Machine Learning

Comparative Study of Machine Learning Techniques on Musculoskeletal Abnormality Detection

A growing demand and public expectation for radiology services have been revealed by recent studies. As a result, problems such as mismatch between human labor and demand as well as potential hazards in management have been observed in hospitals. This challenge can be potentially tackled by introducing machine learning techniques to augment human diagnosis. This project is motivated to produce a holistic comparison among the existing machine learning solution paradigms in detecting abnormal radiographics. The result of this study can serve as a reference guide for researchers to evaluate existing approaches and design new solutions according to constraints in resources, time and expectation on performance.
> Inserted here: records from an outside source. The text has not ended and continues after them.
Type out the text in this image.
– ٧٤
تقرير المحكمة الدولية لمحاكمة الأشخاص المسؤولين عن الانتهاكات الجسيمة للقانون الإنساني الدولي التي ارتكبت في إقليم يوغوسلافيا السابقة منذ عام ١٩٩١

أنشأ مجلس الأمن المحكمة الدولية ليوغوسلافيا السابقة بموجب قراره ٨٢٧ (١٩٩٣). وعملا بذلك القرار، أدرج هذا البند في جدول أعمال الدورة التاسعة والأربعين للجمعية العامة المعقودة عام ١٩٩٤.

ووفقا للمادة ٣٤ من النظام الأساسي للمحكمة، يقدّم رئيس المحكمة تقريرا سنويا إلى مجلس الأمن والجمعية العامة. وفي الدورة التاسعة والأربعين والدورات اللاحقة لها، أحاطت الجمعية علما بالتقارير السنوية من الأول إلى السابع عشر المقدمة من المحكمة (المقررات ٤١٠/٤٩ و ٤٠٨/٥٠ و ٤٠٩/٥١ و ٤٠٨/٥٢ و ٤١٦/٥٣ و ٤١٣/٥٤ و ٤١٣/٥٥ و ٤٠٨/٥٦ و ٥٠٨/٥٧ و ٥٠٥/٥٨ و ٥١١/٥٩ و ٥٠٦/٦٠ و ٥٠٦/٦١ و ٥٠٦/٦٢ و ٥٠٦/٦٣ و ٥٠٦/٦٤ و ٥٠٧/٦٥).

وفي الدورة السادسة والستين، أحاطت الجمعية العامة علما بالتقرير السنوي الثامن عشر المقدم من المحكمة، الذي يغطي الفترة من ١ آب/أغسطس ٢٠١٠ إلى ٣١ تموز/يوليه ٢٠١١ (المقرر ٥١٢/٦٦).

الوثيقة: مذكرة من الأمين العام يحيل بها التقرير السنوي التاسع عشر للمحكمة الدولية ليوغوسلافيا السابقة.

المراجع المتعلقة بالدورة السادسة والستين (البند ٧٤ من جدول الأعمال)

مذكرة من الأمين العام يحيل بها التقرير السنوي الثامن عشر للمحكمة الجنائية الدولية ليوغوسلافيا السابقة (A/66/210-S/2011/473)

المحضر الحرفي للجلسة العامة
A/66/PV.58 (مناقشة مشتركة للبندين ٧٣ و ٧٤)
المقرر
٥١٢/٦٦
This project applied various machine learning techniques and compared their performance in the context of classifying and detecting abnormal musculoskeletal radiographs. 3 paradigms of machine learning methods have been experimented:

  1. Classic machine learning models such as Support Vector Machine (SVM) fed by features extracted by convolutional autoencoder. This approach achieves an accuracy of 0.598.
  2. A semi-supervised anomaly detection method where an convolutional autoencoder-decoder is trained to reconstruct only the normal images and detect abnormal images with high reconstruction error. This approach turns out to be ineffective, possibly due to subtle differences between normal and abnormal radiographs with low resolution.
  3. Deep learning models including VGGnet, ResNet and DenseNet. These models demonstrate high capability in tackling the problem and manage to achieve an highest accuracy of 0.8365.